By 2026, spatial intelligence had become one of the most active and well-funded frontiers in AI. World Labs raised approximately $230 million in a 2024 Series A and a further $1 billion in a February 2026 Series B, bringing total funding to roughly $1.23 billion to build foundation models for 3D environments ^[4]^[5]. Google DeepMind, Meta, NVIDIA, and Wayve all released world model systems with explicit spatial reasoning ambitions ^[6]^[7]^[8]^[9], while Niantic Spatial pushed visual positioning into mainstream augmented reality ^[10]. The shared bet is that the next leap in AI capability will come from grounding intelligence in three-dimensional space rather than two-dimensional text.
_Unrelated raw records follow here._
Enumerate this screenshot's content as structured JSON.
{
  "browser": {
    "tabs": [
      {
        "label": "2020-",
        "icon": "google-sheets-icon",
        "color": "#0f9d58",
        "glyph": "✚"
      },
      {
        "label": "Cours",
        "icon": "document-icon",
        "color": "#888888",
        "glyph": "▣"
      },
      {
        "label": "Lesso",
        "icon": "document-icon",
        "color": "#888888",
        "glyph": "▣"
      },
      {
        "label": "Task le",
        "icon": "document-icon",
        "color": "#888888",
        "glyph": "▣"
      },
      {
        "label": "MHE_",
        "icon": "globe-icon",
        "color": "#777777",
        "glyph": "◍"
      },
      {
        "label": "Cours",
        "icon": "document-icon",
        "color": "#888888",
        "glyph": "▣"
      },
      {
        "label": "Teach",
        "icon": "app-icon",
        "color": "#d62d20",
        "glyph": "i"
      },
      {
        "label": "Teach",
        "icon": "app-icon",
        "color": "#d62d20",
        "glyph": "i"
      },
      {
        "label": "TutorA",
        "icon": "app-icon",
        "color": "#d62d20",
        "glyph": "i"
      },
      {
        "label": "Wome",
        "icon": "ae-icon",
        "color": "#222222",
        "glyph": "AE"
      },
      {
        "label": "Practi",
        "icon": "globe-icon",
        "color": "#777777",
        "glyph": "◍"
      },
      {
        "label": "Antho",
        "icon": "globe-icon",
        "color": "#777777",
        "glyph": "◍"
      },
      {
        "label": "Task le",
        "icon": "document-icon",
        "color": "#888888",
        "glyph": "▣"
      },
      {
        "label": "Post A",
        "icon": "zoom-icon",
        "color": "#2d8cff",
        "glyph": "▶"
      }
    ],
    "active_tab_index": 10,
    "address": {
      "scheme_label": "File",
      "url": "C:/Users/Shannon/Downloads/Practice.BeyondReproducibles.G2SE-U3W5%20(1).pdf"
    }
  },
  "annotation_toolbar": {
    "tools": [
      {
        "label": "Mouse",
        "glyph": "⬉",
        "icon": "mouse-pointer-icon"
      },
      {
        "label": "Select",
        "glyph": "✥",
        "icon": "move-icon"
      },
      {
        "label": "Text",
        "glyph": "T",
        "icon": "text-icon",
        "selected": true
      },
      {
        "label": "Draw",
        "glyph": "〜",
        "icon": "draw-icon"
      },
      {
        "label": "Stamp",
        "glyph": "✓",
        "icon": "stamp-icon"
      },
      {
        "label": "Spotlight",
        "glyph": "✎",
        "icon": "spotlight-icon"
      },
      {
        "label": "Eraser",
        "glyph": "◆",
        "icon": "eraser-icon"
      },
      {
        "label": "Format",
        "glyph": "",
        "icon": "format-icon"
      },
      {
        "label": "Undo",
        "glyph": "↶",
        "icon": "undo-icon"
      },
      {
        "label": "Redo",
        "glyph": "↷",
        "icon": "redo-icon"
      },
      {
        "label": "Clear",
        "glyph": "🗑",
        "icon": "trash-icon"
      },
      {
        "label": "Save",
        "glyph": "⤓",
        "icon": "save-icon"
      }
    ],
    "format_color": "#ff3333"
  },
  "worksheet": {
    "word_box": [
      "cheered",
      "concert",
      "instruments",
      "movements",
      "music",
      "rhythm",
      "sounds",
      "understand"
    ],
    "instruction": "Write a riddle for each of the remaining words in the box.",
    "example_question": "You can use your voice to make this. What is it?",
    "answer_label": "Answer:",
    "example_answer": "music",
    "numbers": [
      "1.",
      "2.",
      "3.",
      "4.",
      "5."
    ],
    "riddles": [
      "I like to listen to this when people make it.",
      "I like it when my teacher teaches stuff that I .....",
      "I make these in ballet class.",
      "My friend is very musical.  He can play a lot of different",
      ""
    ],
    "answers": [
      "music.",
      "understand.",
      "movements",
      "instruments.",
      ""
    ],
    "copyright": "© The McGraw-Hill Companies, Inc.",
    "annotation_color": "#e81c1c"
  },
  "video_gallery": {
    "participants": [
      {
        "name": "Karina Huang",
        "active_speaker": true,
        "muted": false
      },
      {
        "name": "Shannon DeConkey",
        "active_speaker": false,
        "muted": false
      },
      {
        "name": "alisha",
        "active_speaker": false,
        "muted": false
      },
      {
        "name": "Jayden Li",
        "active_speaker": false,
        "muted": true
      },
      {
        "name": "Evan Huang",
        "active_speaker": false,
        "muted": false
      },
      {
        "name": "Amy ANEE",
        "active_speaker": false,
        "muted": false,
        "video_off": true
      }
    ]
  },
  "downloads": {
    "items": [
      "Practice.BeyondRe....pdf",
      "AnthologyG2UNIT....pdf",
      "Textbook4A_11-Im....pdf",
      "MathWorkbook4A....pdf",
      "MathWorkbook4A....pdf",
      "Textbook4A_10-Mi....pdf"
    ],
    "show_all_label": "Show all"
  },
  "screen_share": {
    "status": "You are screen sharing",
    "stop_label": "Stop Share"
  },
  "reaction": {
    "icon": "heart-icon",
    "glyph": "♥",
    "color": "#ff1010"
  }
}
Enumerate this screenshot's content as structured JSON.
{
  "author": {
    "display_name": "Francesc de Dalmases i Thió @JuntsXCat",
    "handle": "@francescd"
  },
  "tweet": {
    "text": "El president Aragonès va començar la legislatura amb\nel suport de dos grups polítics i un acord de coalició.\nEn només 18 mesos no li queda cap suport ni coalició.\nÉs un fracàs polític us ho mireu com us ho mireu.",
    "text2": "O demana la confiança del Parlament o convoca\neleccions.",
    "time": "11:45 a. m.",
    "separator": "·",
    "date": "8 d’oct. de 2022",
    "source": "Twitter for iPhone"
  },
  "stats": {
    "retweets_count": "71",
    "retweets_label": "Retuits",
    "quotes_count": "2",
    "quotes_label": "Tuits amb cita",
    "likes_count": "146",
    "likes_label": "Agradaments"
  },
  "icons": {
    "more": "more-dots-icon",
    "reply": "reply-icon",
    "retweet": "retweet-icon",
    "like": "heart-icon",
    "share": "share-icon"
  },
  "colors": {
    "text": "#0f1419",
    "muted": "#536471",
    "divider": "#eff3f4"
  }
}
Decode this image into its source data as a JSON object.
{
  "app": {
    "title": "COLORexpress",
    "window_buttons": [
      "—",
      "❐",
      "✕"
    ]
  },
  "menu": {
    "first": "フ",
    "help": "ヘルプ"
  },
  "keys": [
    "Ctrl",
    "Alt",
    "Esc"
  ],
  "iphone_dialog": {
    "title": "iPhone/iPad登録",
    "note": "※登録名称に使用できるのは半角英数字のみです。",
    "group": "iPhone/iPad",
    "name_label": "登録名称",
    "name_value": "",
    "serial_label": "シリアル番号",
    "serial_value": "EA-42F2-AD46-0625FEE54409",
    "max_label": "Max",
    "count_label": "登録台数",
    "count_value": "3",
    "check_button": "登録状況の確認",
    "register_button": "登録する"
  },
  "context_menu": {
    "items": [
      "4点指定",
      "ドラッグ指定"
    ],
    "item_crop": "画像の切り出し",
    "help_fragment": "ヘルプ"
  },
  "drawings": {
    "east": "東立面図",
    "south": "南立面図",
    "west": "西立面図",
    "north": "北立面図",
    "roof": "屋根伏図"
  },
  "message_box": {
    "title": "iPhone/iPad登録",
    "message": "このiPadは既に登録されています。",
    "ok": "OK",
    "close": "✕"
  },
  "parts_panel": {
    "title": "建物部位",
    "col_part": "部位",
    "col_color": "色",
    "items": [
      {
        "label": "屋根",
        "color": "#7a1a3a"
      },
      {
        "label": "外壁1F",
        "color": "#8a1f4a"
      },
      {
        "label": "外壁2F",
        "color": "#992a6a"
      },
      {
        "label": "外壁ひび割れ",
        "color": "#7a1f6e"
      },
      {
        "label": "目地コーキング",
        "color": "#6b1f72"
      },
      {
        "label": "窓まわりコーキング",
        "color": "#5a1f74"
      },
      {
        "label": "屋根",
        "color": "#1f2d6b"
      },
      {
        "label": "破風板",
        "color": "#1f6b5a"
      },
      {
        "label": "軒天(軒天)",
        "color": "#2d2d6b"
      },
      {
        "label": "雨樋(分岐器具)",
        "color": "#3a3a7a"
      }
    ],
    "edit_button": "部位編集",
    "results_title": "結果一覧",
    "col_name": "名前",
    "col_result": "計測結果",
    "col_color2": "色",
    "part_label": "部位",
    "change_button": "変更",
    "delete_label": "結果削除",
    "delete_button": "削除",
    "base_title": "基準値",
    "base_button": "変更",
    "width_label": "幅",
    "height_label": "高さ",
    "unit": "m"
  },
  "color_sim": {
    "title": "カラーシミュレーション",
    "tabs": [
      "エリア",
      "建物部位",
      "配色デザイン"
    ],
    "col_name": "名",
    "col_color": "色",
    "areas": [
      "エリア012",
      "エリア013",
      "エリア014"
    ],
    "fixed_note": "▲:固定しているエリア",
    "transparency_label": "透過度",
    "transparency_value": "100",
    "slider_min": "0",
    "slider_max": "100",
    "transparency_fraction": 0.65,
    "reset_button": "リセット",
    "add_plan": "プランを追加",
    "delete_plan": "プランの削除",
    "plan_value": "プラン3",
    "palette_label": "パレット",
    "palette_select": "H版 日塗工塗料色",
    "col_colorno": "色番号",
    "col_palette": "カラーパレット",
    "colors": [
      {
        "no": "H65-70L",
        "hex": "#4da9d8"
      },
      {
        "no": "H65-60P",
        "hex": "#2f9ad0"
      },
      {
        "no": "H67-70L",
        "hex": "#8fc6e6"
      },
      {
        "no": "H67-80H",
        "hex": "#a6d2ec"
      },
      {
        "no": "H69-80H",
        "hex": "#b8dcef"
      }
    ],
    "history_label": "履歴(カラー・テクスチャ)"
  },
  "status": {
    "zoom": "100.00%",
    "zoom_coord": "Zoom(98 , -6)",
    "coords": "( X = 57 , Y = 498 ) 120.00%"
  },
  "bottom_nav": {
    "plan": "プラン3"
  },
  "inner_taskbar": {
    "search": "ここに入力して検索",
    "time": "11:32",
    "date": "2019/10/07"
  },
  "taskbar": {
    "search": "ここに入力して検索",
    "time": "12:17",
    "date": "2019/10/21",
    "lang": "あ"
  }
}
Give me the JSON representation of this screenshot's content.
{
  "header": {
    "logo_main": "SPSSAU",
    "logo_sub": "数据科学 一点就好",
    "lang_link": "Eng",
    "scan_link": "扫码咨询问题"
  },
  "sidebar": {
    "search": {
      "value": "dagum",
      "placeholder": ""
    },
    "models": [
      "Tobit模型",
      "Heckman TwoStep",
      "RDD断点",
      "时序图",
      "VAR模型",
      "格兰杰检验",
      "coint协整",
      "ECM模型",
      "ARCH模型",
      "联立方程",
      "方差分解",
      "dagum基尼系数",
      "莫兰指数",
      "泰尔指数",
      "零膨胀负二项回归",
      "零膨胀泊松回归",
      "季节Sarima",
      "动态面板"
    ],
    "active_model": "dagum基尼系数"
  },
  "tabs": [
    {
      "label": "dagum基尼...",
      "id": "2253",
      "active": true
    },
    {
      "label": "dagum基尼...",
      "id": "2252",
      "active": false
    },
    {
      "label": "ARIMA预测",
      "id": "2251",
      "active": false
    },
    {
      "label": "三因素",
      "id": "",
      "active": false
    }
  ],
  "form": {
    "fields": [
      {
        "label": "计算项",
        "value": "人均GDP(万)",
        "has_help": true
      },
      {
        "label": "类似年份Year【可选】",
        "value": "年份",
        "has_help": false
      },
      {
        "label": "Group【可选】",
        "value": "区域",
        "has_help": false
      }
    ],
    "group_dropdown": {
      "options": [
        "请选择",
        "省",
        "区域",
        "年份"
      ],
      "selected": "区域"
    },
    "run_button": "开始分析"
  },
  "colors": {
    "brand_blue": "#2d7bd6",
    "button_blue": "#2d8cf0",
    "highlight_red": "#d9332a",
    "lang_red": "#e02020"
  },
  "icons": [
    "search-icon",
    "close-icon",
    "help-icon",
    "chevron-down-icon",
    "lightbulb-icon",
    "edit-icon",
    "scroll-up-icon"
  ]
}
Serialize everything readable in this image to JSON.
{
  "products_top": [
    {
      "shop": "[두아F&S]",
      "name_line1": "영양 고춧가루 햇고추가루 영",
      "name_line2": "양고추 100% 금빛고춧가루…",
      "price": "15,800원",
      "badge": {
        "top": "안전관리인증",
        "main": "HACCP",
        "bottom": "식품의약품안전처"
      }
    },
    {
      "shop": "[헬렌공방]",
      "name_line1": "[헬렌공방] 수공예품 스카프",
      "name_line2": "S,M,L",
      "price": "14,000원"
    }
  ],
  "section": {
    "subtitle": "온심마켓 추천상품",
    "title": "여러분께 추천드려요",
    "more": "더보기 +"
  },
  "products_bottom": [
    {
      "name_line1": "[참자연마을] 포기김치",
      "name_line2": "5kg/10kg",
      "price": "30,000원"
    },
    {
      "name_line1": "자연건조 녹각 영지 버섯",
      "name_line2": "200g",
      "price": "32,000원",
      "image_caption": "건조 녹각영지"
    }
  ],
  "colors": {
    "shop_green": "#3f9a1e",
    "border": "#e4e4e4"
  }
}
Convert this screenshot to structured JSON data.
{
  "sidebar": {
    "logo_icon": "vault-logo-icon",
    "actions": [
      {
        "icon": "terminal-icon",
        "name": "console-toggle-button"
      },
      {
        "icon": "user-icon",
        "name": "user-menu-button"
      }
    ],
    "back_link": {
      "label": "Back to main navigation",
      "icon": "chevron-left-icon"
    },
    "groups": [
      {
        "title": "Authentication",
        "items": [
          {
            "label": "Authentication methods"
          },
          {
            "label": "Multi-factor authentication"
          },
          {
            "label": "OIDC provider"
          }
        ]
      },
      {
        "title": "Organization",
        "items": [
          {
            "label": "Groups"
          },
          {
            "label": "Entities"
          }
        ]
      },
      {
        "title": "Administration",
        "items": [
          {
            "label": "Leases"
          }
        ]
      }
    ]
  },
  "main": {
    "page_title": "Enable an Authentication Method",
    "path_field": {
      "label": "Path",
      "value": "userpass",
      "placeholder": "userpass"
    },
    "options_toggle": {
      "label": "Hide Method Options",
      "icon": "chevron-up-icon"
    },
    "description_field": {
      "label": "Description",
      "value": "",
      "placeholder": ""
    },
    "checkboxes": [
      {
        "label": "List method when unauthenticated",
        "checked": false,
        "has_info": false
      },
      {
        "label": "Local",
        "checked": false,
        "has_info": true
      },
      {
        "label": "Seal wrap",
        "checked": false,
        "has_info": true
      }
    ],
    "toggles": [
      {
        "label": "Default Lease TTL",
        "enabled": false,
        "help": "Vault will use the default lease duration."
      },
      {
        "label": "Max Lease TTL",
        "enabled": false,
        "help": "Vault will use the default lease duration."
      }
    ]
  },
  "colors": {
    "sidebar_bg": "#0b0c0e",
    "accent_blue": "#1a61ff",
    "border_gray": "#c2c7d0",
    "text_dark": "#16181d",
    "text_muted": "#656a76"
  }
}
What is spatial intelligence?

Spatial intelligence has both an old meaning in cognitive science and a newer technical meaning in AI. The older usage traces to developmental psychologist Howard Gardner, who in his 1983 book Frames of Mind listed spatial intelligence as one of his eight types of human intelligence, defined as the capacity to think in images, perceive the visual world accurately, and mentally manipulate three-dimensional structures ^[11]. Architects, sculptors, surgeons, athletes, and chess players have long been described as spatially intelligent in this sense.

The AI usage adopted by Li and World Labs preserves the spirit of Gardner's definition but extends it to machines. In Li's framing, spatial intelligence in AI involves four interlinked capabilities ^[1]^[2]^[3]:

Perception of 3D structure. Building geometrically consistent representations of a scene from images, video, depth, or other sensor data.
Generative imagination of worlds. Synthesizing new 3D environments that respect geometry, physics, and semantics, conditioned on text, images, video, or other inputs.
Reasoning about space and dynamics. Predicting how the world will change under actions, how objects will collide, deform, or move, and how viewpoints relate.
Interaction with embodied agents. Supporting decision making by robots, vehicles, or virtual avatars that need to move and manipulate things in the world.

This is a deliberately broader formulation than "3D vision" or "world model." It treats geometry, physics, embodiment, and generation as facets of a single cognitive capability that current AI systems lack and that Li argues is required for AI to be useful outside the chat window ^[1]. In her TED talk, Li traces the capability back to the origins of vision in evolution: "Sight turned into insight; Seeing became understanding; Understanding led to action," and she stresses that "Simply seeing is not enough. Seeing is for doing and learning" ^[1].

Where does spatial intelligence come from?

Roots in computer vision

The technical foundations of spatial intelligence sit in classical and modern computer vision. Decades of research in structure-from-motion, multi-view stereo, simultaneous localization and mapping (SLAM), and photogrammetry created the mathematical machinery to recover 3D structure from 2D images. Li herself helped define an earlier era of the field by leading the creation of ImageNet in the late 2000s, a dataset that catalyzed the deep learning revolution in image recognition ^[12]. For much of the 2010s, vision research focused on recognition. Networks like AlexNet, ResNet, and later vision transformers learned to label images with increasing accuracy but did not generally produce explicit 3D scene representations. The shift toward spatially grounded vision accelerated in the late 2010s as researchers combined deep learning with classical geometry.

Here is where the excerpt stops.